Исключение «других» из общества
Утверждение христианства было процессом, в котором центральную роль играло систематическое принижение старых богов, мест поклонения им и их приверженцев, решительно поддерживаемое государственным аппаратом. Конечно, на рост новой религии повлияли и другие факторы, например привлекательность Евангелия для потенциальных верующих. Однако представление о том, что именно или даже исключительно эта привлекательность для мужчин и женщин всех сословий сделала христианство настолько успешным, что оно начало свое триумфальное шествие почти автоматически после фазы суровых гонений и героических мученичеств, в то время как язычество угасло постепенно и как бы само собой – этот образ, представленный во многих работах прошлых лет, давно устарел. Становление христианства в качестве государственной религии сопровождалось многообразным принуждением со стороны властей – как словесным, так и физическим[121]
. Логика этого развития коренится в Моисеевом различении, которое присутствовало в христианском послании с самого начала и которое отличало его от многих других предложений на древнем рынке религий. Ведь даже если религиозные культы имперской эпохи и новая искупительная религия христиан имели много точек соприкосновения[122], фундаментальное различие между ними остается: «Языческий культ нуждался в адептах. Христианство требовало верующих. (…) Христианская монотеистическая вера означала исключительность, сплочение и избранность одновременно.
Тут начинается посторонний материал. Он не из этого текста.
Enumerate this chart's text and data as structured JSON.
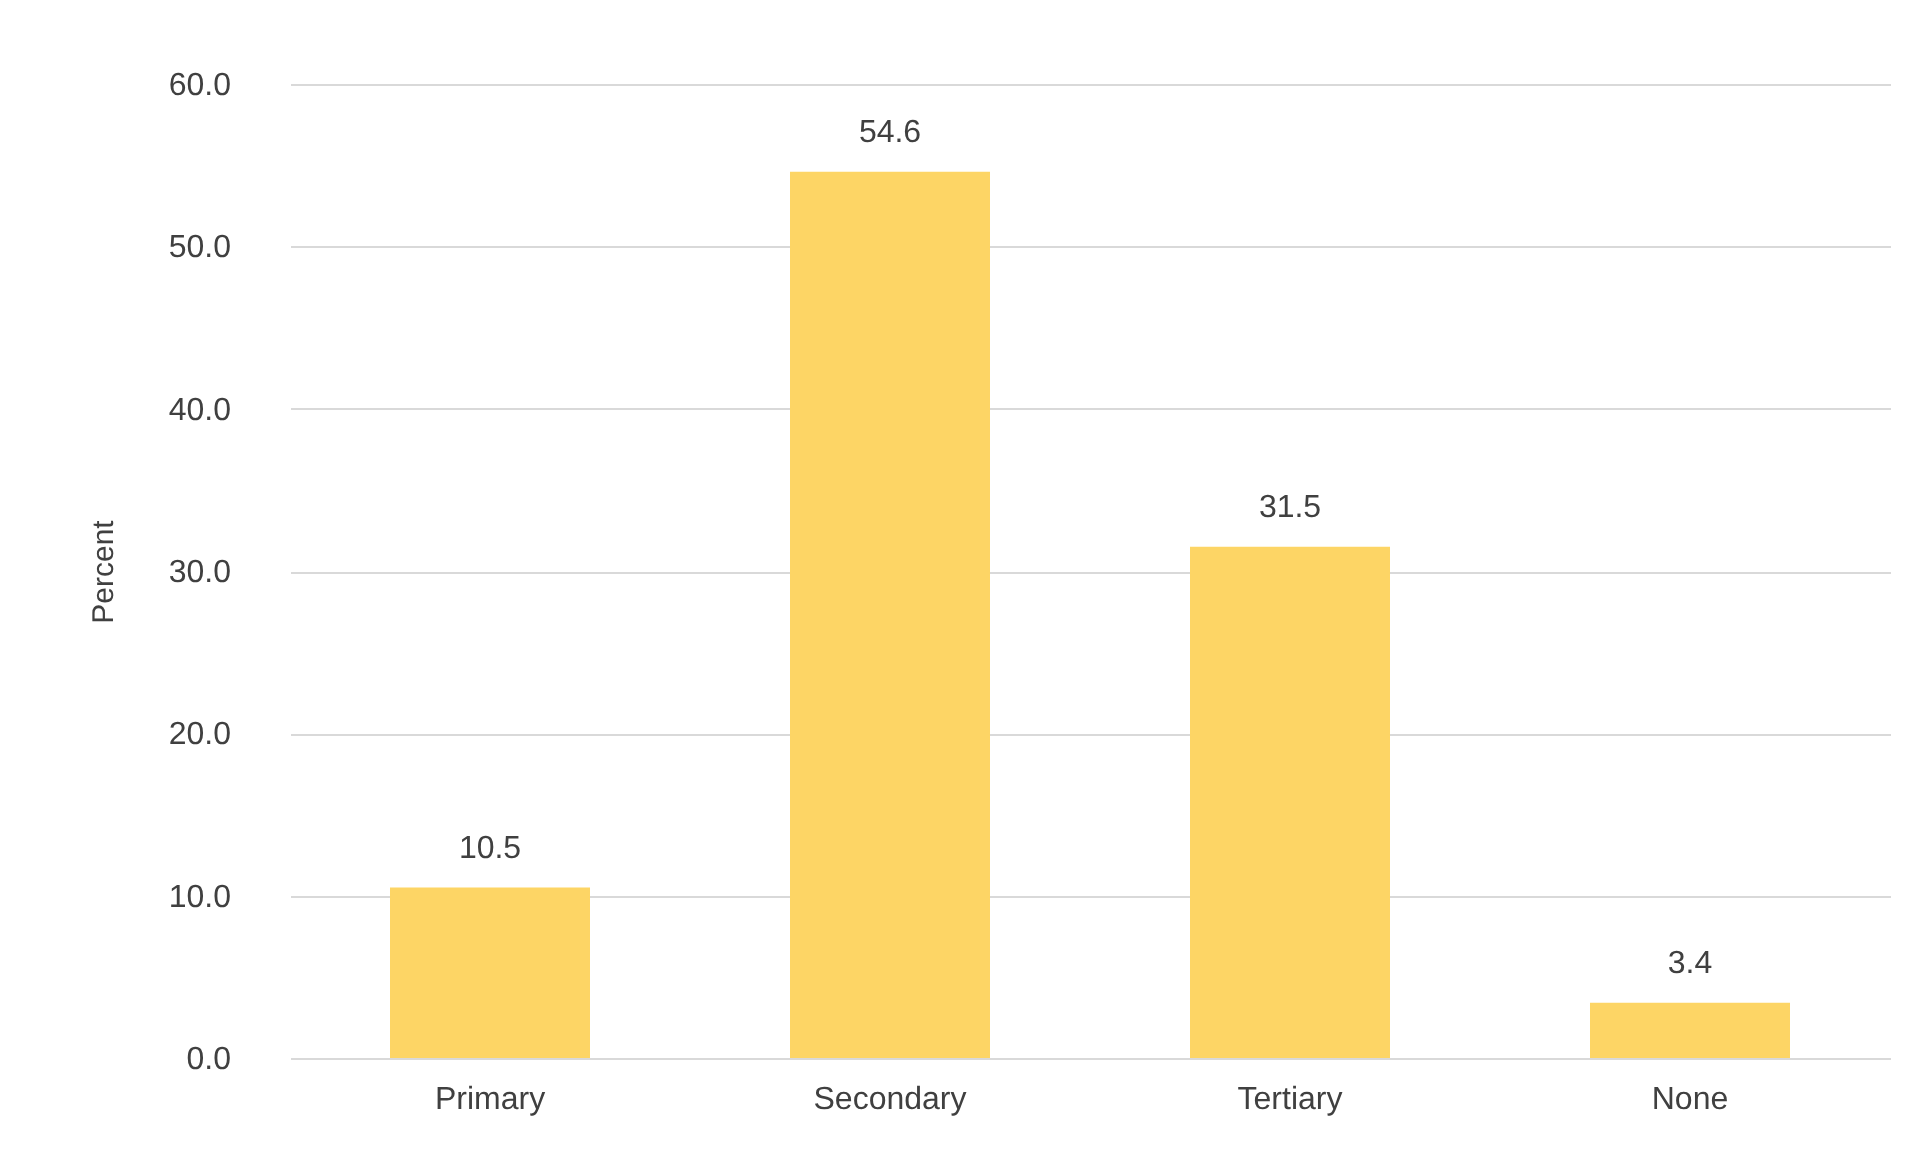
{
  "chart_data": {
    "type": "bar",
    "ylabel": "Percent",
    "categories": [
      "Primary",
      "Secondary",
      "Tertiary",
      "None"
    ],
    "values": [
      10.5,
      54.6,
      31.5,
      3.4
    ],
    "color": "#fdd565",
    "ylim": [
      0,
      60
    ],
    "yticks": [
      {
        "value": 0,
        "label": "0.0"
      },
      {
        "value": 10,
        "label": "10.0"
      },
      {
        "value": 20,
        "label": "20.0"
      },
      {
        "value": 30,
        "label": "30.0"
      },
      {
        "value": 40,
        "label": "40.0"
      },
      {
        "value": 50,
        "label": "50.0"
      },
      {
        "value": 60,
        "label": "60.0"
      }
    ],
    "grid": "y",
    "data_labels": true
  }
}
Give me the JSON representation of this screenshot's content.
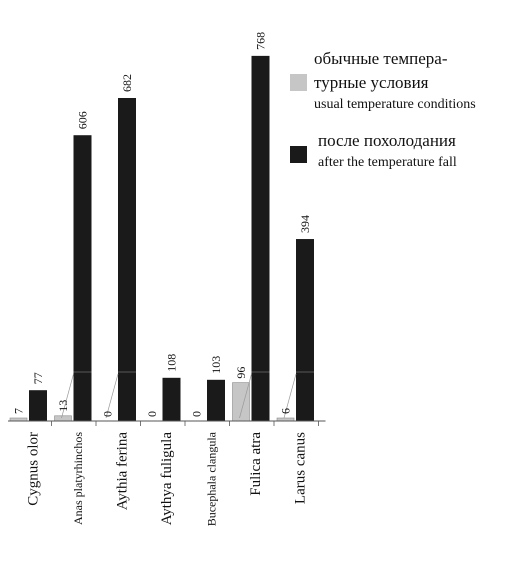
{
  "chart_data": {
    "type": "bar",
    "categories": [
      "Cygnus olor",
      "Anas platyrhinchos",
      "Aythia ferina",
      "Aythya fuligula",
      "Bucephala clangula",
      "Fulica atra",
      "Larus canus"
    ],
    "series": [
      {
        "name": "обычные температурные условия / usual temperature conditions",
        "color": "#c6c6c6",
        "values": [
          7,
          13,
          0,
          0,
          0,
          96,
          6
        ]
      },
      {
        "name": "после похолодания / after the temperature fall",
        "color": "#1a1a1a",
        "values": [
          77,
          606,
          682,
          108,
          103,
          768,
          394
        ]
      }
    ],
    "data_labels": {
      "series0": [
        "7",
        "13",
        "0",
        "0",
        "0",
        "96",
        "6"
      ],
      "series1": [
        "77",
        "606",
        "682",
        "108",
        "103",
        "768",
        "394"
      ]
    },
    "axis_break": {
      "lower_range": [
        0,
        120
      ],
      "note": "broken value axis: lower segment linear up to ~120, upper segment compressed"
    },
    "legend_placement": "top-right",
    "grid": false,
    "title": "",
    "xlabel": "",
    "ylabel": ""
  },
  "legend": {
    "series0_ru_line1": "обычные темпера-",
    "series0_ru_line2": "турные условия",
    "series0_en": "usual temperature conditions",
    "series1_ru": "после похолодания",
    "series1_en": "after the temperature fall",
    "series0_color": "#c6c6c6",
    "series1_color": "#1a1a1a"
  }
}
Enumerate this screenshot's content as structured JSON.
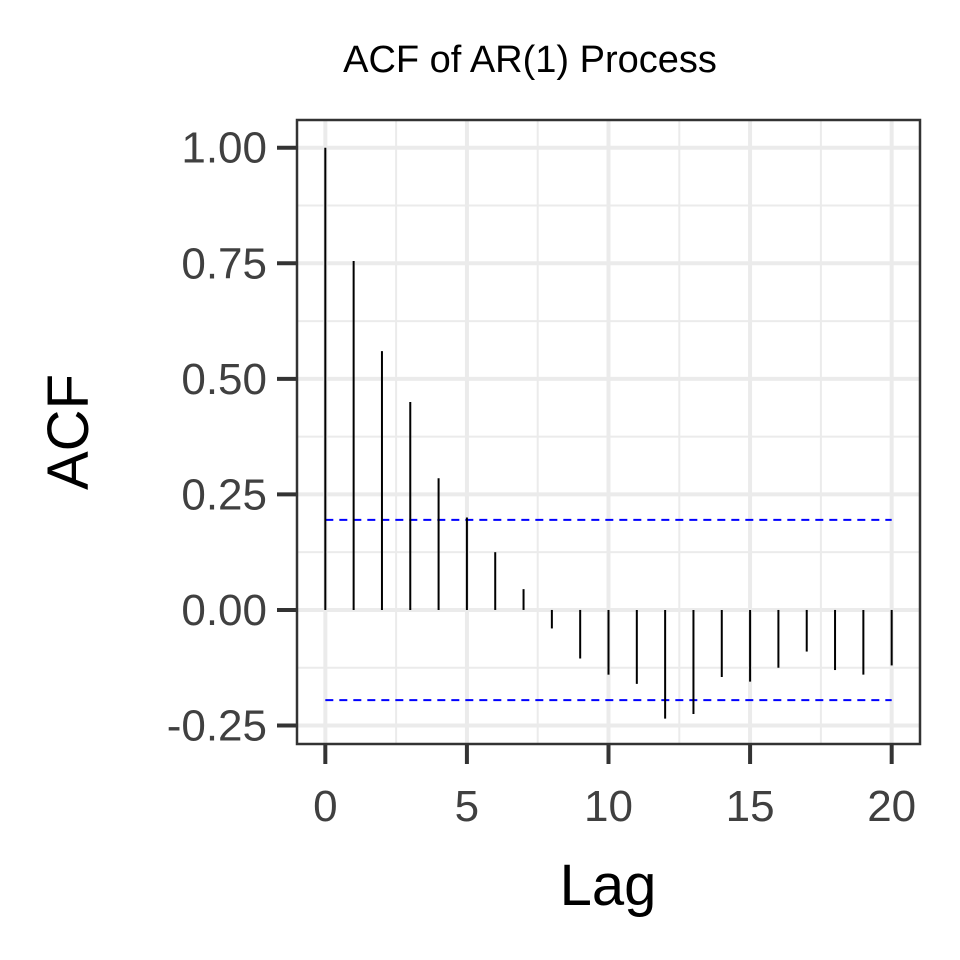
{
  "chart_data": {
    "type": "bar",
    "title": "ACF of AR(1) Process",
    "xlabel": "Lag",
    "ylabel": "ACF",
    "xlim": [
      -1,
      21
    ],
    "ylim": [
      -0.29,
      1.06
    ],
    "x_ticks": [
      0,
      5,
      10,
      15,
      20
    ],
    "x_tick_labels": [
      "0",
      "5",
      "10",
      "15",
      "20"
    ],
    "y_ticks": [
      -0.25,
      0,
      0.25,
      0.5,
      0.75,
      1.0
    ],
    "y_tick_labels": [
      "-0.25",
      "0.00",
      "0.25",
      "0.50",
      "0.75",
      "1.00"
    ],
    "grid": true,
    "lags": [
      0,
      1,
      2,
      3,
      4,
      5,
      6,
      7,
      8,
      9,
      10,
      11,
      12,
      13,
      14,
      15,
      16,
      17,
      18,
      19,
      20
    ],
    "values": [
      1.0,
      0.755,
      0.56,
      0.45,
      0.285,
      0.2,
      0.125,
      0.045,
      -0.04,
      -0.105,
      -0.14,
      -0.16,
      -0.235,
      -0.225,
      -0.145,
      -0.155,
      -0.125,
      -0.09,
      -0.13,
      -0.14,
      -0.12
    ],
    "confidence_bounds": [
      0.195,
      -0.195
    ],
    "colors": {
      "bars": "#000000",
      "bounds": "#0000ff",
      "grid": "#ebebeb",
      "panel_border": "#333333"
    }
  }
}
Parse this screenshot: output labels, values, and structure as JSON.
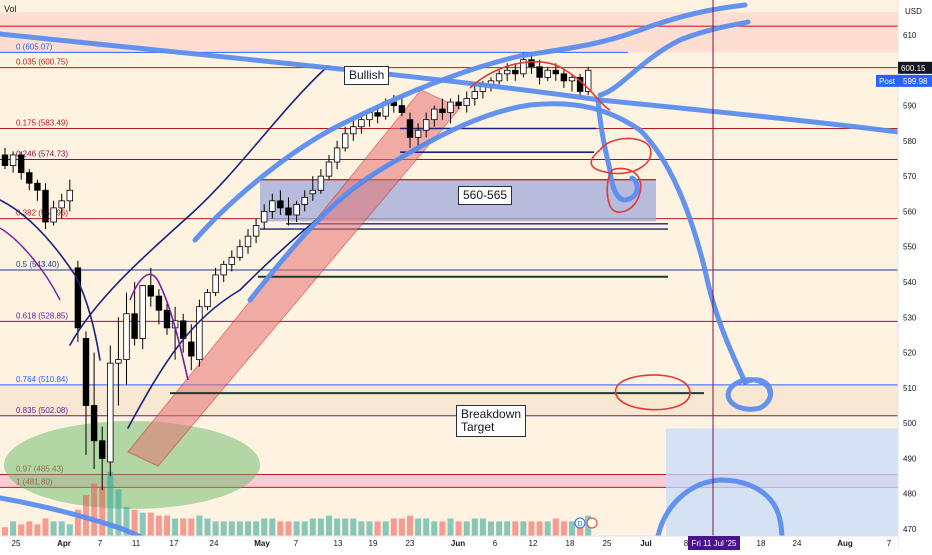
{
  "chart_data": {
    "type": "candlestick",
    "price_scale": {
      "currency": "USD",
      "range": [
        470,
        615
      ],
      "ticks": [
        470,
        480,
        490,
        500,
        510,
        520,
        530,
        540,
        550,
        560,
        570,
        580,
        590,
        600,
        610
      ],
      "last_price": "600.15",
      "post_label": "Post",
      "post_price": "599.98"
    },
    "indicator_label": "Vol",
    "x_labels": [
      "25",
      "Apr",
      "7",
      "11",
      "17",
      "24",
      "May",
      "7",
      "13",
      "19",
      "23",
      "Jun",
      "6",
      "12",
      "18",
      "25",
      "Jul",
      "8",
      "18",
      "24",
      "Aug",
      "7"
    ],
    "crosshair_label": "Fri 11 Jul '25",
    "fib_levels": [
      {
        "label": "0 (605.07)",
        "price": 605.07,
        "color": "#2962ff"
      },
      {
        "label": "0.035 (600.75)",
        "price": 600.75,
        "color": "#b71c1c"
      },
      {
        "label": "0.175 (583.49)",
        "price": 583.49,
        "color": "#b71c1c"
      },
      {
        "label": "0.246 (574.73)",
        "price": 574.73,
        "color": "#880e4f"
      },
      {
        "label": "0.382 (557.96)",
        "price": 557.96,
        "color": "#b71c1c"
      },
      {
        "label": "0.5 (543.40)",
        "price": 543.4,
        "color": "#1e3a8a"
      },
      {
        "label": "0.618 (528.85)",
        "price": 528.85,
        "color": "#6a1b9a"
      },
      {
        "label": "0.764 (510.84)",
        "price": 510.84,
        "color": "#2962ff"
      },
      {
        "label": "0.835 (502.08)",
        "price": 502.08,
        "color": "#6a1b9a"
      },
      {
        "label": "0.97 (485.43)",
        "price": 485.43,
        "color": "#b71c1c"
      },
      {
        "label": "1 (481.80)",
        "price": 481.8,
        "color": "#b71c1c"
      }
    ],
    "candles": [
      [
        576,
        578,
        572,
        573
      ],
      [
        573,
        577,
        571,
        576
      ],
      [
        576,
        577,
        569,
        571
      ],
      [
        571,
        572,
        566,
        568
      ],
      [
        568,
        569,
        563,
        566
      ],
      [
        566,
        568,
        555,
        557
      ],
      [
        557,
        563,
        556,
        561
      ],
      [
        561,
        565,
        558,
        563
      ],
      [
        563,
        569,
        560,
        566
      ],
      [
        544,
        546,
        523,
        527
      ],
      [
        524,
        526,
        491,
        505
      ],
      [
        505,
        520,
        487,
        495
      ],
      [
        495,
        499,
        481,
        490
      ],
      [
        489,
        522,
        485,
        517
      ],
      [
        517,
        530,
        505,
        518
      ],
      [
        518,
        537,
        511,
        531
      ],
      [
        531,
        540,
        522,
        524
      ],
      [
        524,
        539,
        521,
        539
      ],
      [
        539,
        544,
        533,
        536
      ],
      [
        536,
        538,
        528,
        532
      ],
      [
        532,
        534,
        525,
        527
      ],
      [
        527,
        533,
        518,
        529
      ],
      [
        529,
        531,
        520,
        524
      ],
      [
        523,
        528,
        515,
        519
      ],
      [
        518,
        535,
        516,
        533
      ],
      [
        533,
        538,
        532,
        537
      ],
      [
        537,
        544,
        536,
        542
      ],
      [
        542,
        546,
        540,
        545
      ],
      [
        545,
        549,
        543,
        547
      ],
      [
        547,
        552,
        546,
        550
      ],
      [
        550,
        555,
        548,
        553
      ],
      [
        553,
        558,
        551,
        556
      ],
      [
        557,
        562,
        555,
        560
      ],
      [
        560,
        565,
        558,
        563
      ],
      [
        563,
        566,
        559,
        561
      ],
      [
        561,
        564,
        556,
        559
      ],
      [
        559,
        563,
        557,
        562
      ],
      [
        562,
        566,
        560,
        564
      ],
      [
        565,
        570,
        563,
        566
      ],
      [
        566,
        572,
        565,
        570
      ],
      [
        570,
        576,
        569,
        574
      ],
      [
        574,
        580,
        572,
        578
      ],
      [
        578,
        584,
        577,
        582
      ],
      [
        582,
        586,
        580,
        584
      ],
      [
        584,
        587,
        582,
        586
      ],
      [
        586,
        589,
        584,
        588
      ],
      [
        588,
        590,
        585,
        587
      ],
      [
        587,
        592,
        586,
        591
      ],
      [
        591,
        593,
        588,
        590
      ],
      [
        590,
        593,
        587,
        588
      ],
      [
        586,
        588,
        578,
        581
      ],
      [
        581,
        585,
        578,
        583
      ],
      [
        583,
        588,
        581,
        586
      ],
      [
        586,
        590,
        584,
        589
      ],
      [
        589,
        592,
        586,
        588
      ],
      [
        588,
        592,
        585,
        591
      ],
      [
        591,
        593,
        589,
        590
      ],
      [
        590,
        594,
        588,
        592
      ],
      [
        592,
        596,
        590,
        594
      ],
      [
        594,
        597,
        592,
        596
      ],
      [
        596,
        598,
        594,
        597
      ],
      [
        597,
        600,
        596,
        599
      ],
      [
        599,
        602,
        597,
        600
      ],
      [
        600,
        602,
        597,
        599
      ],
      [
        599,
        605,
        598,
        603
      ],
      [
        603,
        605,
        599,
        601
      ],
      [
        601,
        603,
        596,
        598
      ],
      [
        598,
        601,
        597,
        600
      ],
      [
        600,
        602,
        597,
        599
      ],
      [
        599,
        600,
        595,
        597
      ],
      [
        597,
        599,
        594,
        598
      ],
      [
        598,
        599,
        592,
        594
      ],
      [
        594,
        601,
        593,
        600
      ]
    ],
    "volume": [
      3,
      5,
      4,
      5,
      4,
      6,
      5,
      5,
      4,
      9,
      14,
      18,
      17,
      22,
      16,
      10,
      9,
      8,
      8,
      7,
      7,
      6,
      6,
      6,
      7,
      6,
      5,
      5,
      5,
      5,
      5,
      5,
      6,
      6,
      5,
      5,
      5,
      5,
      6,
      6,
      7,
      6,
      6,
      6,
      5,
      5,
      5,
      5,
      6,
      6,
      7,
      6,
      6,
      5,
      5,
      6,
      5,
      5,
      6,
      6,
      5,
      5,
      5,
      5,
      5,
      5,
      5,
      5,
      6,
      5,
      5,
      6,
      7
    ],
    "annotations": {
      "bullish": "Bullish",
      "box_560_565": "560-565",
      "breakdown_target": "Breakdown\nTarget"
    },
    "colors": {
      "up_body": "#ffffff",
      "down_body": "#000000",
      "volume_up": "#26a69a",
      "volume_down": "#ef5350",
      "hand_drawn": "#5b8def",
      "circles": "#e53935",
      "crosshair": "#880e4f",
      "channel": "#1a237e",
      "axis_badge": "#2962ff",
      "crosshair_badge": "#4a148c"
    }
  }
}
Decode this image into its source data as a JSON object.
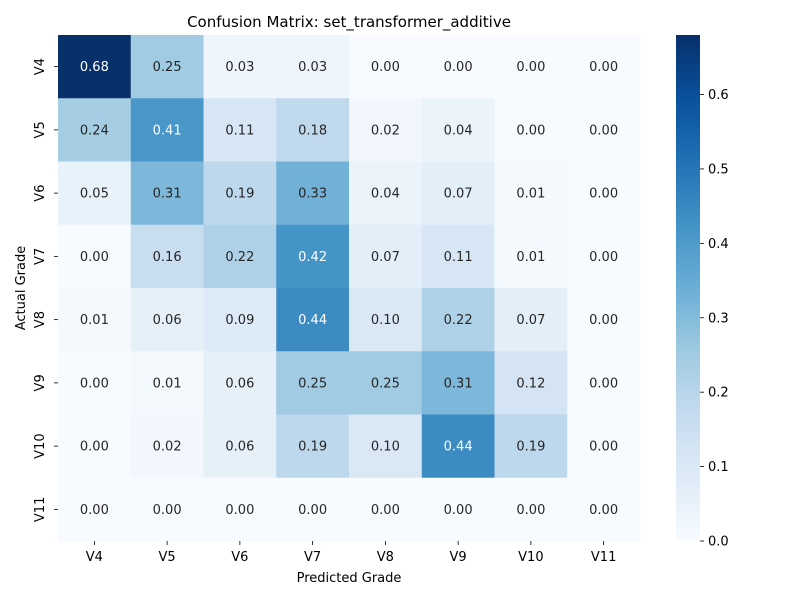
{
  "chart_data": {
    "type": "heatmap",
    "title": "Confusion Matrix: set_transformer_additive",
    "xlabel": "Predicted Grade",
    "ylabel": "Actual Grade",
    "x_categories": [
      "V4",
      "V5",
      "V6",
      "V7",
      "V8",
      "V9",
      "V10",
      "V11"
    ],
    "y_categories": [
      "V4",
      "V5",
      "V6",
      "V7",
      "V8",
      "V9",
      "V10",
      "V11"
    ],
    "values": [
      [
        0.68,
        0.25,
        0.03,
        0.03,
        0.0,
        0.0,
        0.0,
        0.0
      ],
      [
        0.24,
        0.41,
        0.11,
        0.18,
        0.02,
        0.04,
        0.0,
        0.0
      ],
      [
        0.05,
        0.31,
        0.19,
        0.33,
        0.04,
        0.07,
        0.01,
        0.0
      ],
      [
        0.0,
        0.16,
        0.22,
        0.42,
        0.07,
        0.11,
        0.01,
        0.0
      ],
      [
        0.01,
        0.06,
        0.09,
        0.44,
        0.1,
        0.22,
        0.07,
        0.0
      ],
      [
        0.0,
        0.01,
        0.06,
        0.25,
        0.25,
        0.31,
        0.12,
        0.0
      ],
      [
        0.0,
        0.02,
        0.06,
        0.19,
        0.1,
        0.44,
        0.19,
        0.0
      ],
      [
        0.0,
        0.0,
        0.0,
        0.0,
        0.0,
        0.0,
        0.0,
        0.0
      ]
    ],
    "value_format_decimals": 2,
    "color_scale": {
      "name": "Blues",
      "min": 0.0,
      "max": 0.68,
      "ticks": [
        0.0,
        0.1,
        0.2,
        0.3,
        0.4,
        0.5,
        0.6
      ],
      "tick_labels": [
        "0.0",
        "0.1",
        "0.2",
        "0.3",
        "0.4",
        "0.5",
        "0.6"
      ]
    },
    "grid": false
  }
}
Считая, что знает единственно возможный путь, она защищала себя от ложных богов и ложных учений». Начиная со второй половины III века христианское духовенство безудержно пользовалось властью государства и применяло «позиции веры как политическое оружие»[123].Масштабы и грани этого принижения противников многообразны и вряд ли могут быть описаны исчерпывающим образом[124]
. Христианские полемисты достигли большого мастерства в нападках на своих языческих оппонентов, иногда апокалиптически, иногда иронически. Уже такое обозначение нехристиан (и неевреев), как pagani, т. е. как «деревенские» или «неотесанные», является понятийным обесцениванием[125]. Однако этот термин все же следует считать тонким по сравнению с другими аргументативными операциями христианских идейных лидеров. «Миллионы проповедей в течение четвертого века шли рука об руку с яростной полемикой против „врага“ и посеяли семена, которые вскоре должны были дать ростки». «Лавина сошла, когда в 80-х годах четвертого века произошли первые нападения на языческие храмы и церкви „других“ христиан. Проповедь ненависти и насилия по отношению к еретикам, язычникам и евреям, а также сравнения отступников со змеями, скорпионами или свиньями создали для этого основу на целые века»[126]. Представление о христианской ревности к истине дает сочинение «О заблуждениях языческих религий» («De errore profanarum religionum»), которое римский сенатор Юлий Фирмик Матерн написал после своего обращения в христианство. Как и другие христианские авторы, он в разных формах выражает основной тезис, согласно которому за многообразными культами и идолами стоят дьявольские силы, желающие отвлечь от поклонения единому истинному Богу. После описания самых разнообразных языческих культов этот трактат завершался красноречивым призывом переплавить их культовые предметы и разрушить их храмы. Он усилил свою карательную фантазию, угрожая физическим уничтожением не только самим провинившимся, но и всем их семьям (De errore 28, 6; 10), и без колебаний призвал самого императора словами Ветхого Завета (Втор. 13: 6–18) наказывать смертью всех, кто подстрекает к идолопоклонству.